First Merkel, then the party

At first blush, Laschet’s victory over Friedrich Merz, the traditional conservative who was the favorite of the CDU’s right wing, was hardly commanding. Laschet won 53 percent to Merz’s 47 percent. But in this age of fractured politics, where some national elections are decided by a handful of votes, a five-percentage-point lead is practically a landslide.

What’s more, Merz, a Merkel rival going back decades, was not just bested by Laschet. He also lost out two years ago to Annegret Kramp-Karrenbauer, the chancellor’s original pick to succeed her.

In other words, the debate over the direction of the CDU has been decided for the foreseeable future.

Merkel left little doubt on that point Saturday. Merz, just a few hours after his loss, offered to join her Cabinet as economy minister, a post currently held by Merkel confidant Peter Altmaier. Merkel, through her spokesman, quickly shot the idea down, saying she had no plans for a reshuffle.

Merkel is now poised to pull off the rarest of political feats for leaders in a parliamentary democracy, by determining not just the time of her exit from power, but the identity of her successor and her party’s long-term agenda.

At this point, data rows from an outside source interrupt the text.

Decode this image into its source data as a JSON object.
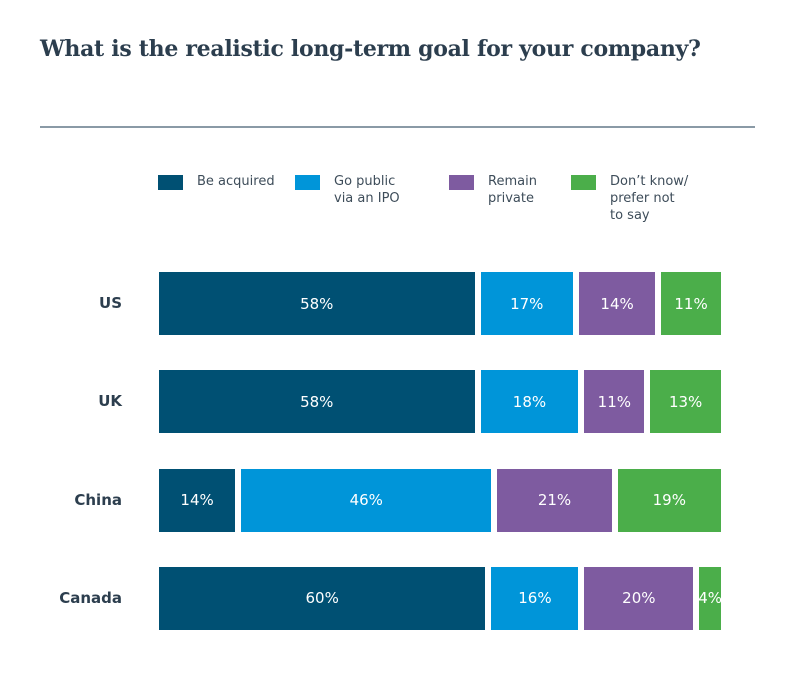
{
  "chart_data": {
    "type": "bar",
    "orientation": "horizontal-stacked",
    "title": "What is the realistic long-term goal for your company?",
    "categories": [
      "US",
      "UK",
      "China",
      "Canada"
    ],
    "series": [
      {
        "name": "Be acquired",
        "color": "#005073",
        "values": [
          58,
          58,
          14,
          60
        ],
        "labels": [
          "58%",
          "58%",
          "14%",
          "60%"
        ]
      },
      {
        "name": "Go public\nvia an IPO",
        "color": "#0095d9",
        "values": [
          17,
          18,
          46,
          16
        ],
        "labels": [
          "17%",
          "18%",
          "46%",
          "16%"
        ]
      },
      {
        "name": "Remain\nprivate",
        "color": "#7e5ba0",
        "values": [
          14,
          11,
          21,
          20
        ],
        "labels": [
          "14%",
          "11%",
          "21%",
          "20%"
        ]
      },
      {
        "name": "Don’t know/\nprefer not\nto say",
        "color": "#4bae4a",
        "values": [
          11,
          13,
          19,
          4
        ],
        "labels": [
          "11%",
          "13%",
          "19%",
          "4%"
        ]
      }
    ],
    "legend": "top",
    "grid": false
  }
}
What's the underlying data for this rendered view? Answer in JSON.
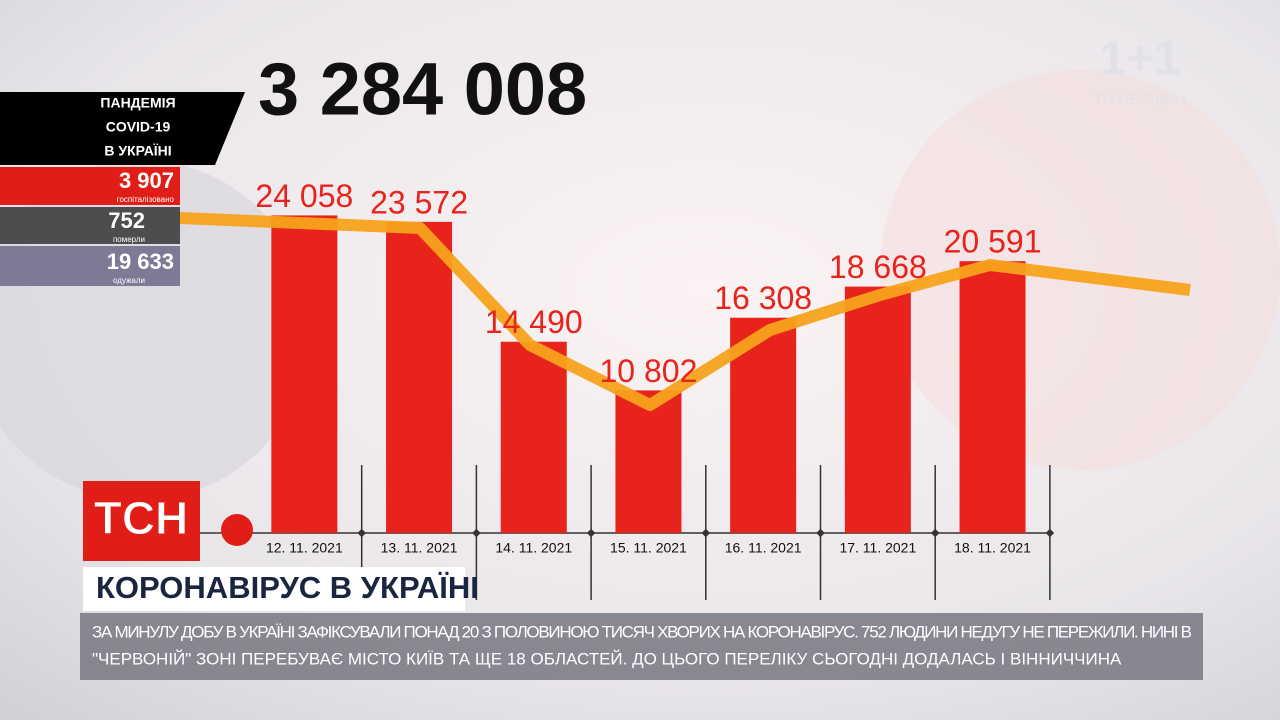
{
  "chart_data": {
    "type": "bar",
    "categories": [
      "12. 11. 2021",
      "13. 11. 2021",
      "14. 11. 2021",
      "15. 11. 2021",
      "16. 11. 2021",
      "17. 11. 2021",
      "18. 11. 2021"
    ],
    "values": [
      24058,
      23572,
      14490,
      10802,
      16308,
      18668,
      20591
    ],
    "value_labels": [
      "24 058",
      "23 572",
      "14 490",
      "10 802",
      "16 308",
      "18 668",
      "20 591"
    ],
    "color": "#e8231b",
    "ylim": [
      0,
      30000
    ]
  },
  "total": "3 284 008",
  "panel": {
    "title": [
      "ПАНДЕМІЯ",
      "COVID-19",
      "В УКРАЇНІ"
    ],
    "stats": [
      {
        "value": "3 907",
        "label": "госпіталізовано"
      },
      {
        "value": "752",
        "label": "померли"
      },
      {
        "value": "19 633",
        "label": "одужали"
      }
    ]
  },
  "channel": {
    "logo": "1+1",
    "slogan": "ТИ НЕ ОДИН"
  },
  "show": "ТСН",
  "headline": "КОРОНАВІРУС В УКРАЇНІ",
  "ticker": [
    "ЗА МИНУЛУ ДОБУ В УКРАЇНІ ЗАФІКСУВАЛИ ПОНАД 20 З ПОЛОВИНОЮ ТИСЯЧ ХВОРИХ НА КОРОНАВІРУС. 752 ЛЮДИНИ НЕДУГУ НЕ ПЕРЕЖИЛИ. НИНІ В",
    "\"ЧЕРВОНІЙ\" ЗОНІ ПЕРЕБУВАЄ МІСТО КИЇВ ТА ЩЕ 18 ОБЛАСТЕЙ. ДО ЦЬОГО ПЕРЕЛІКУ СЬОГОДНІ ДОДАЛАСЬ І ВІННИЧЧИНА"
  ]
}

Whether the issue is foreign policy or the economy, Laschet made no secret of his intention to pursue similar policies to Merkel’s.

Even Laschet’s pitch to delegates was perfectly Merkelian: “I may not be a great showman, but I’m Armin Laschet and you can trust that,” he told the convention.

Laschet also encouraged his fellow conservatives to face a rarely spoken reality.

“Many people are attracted first to Angela Merkel and then to the CDU,” he said, adding that the trust and credibility Merkel enjoys at home and abroad can’t simply be transferred from one leader to the next, but must  be “earned.”

History judges political leaders not just by what they achieve in office, but by the lasting power of their influence. On Saturday, the CDU took a big step towards including Merkel in the pantheon, alongside the likes of Helmut Kohl and Margaret Thatcher. 

That’s why the Merkel era is not just far from over. It may be just beginning.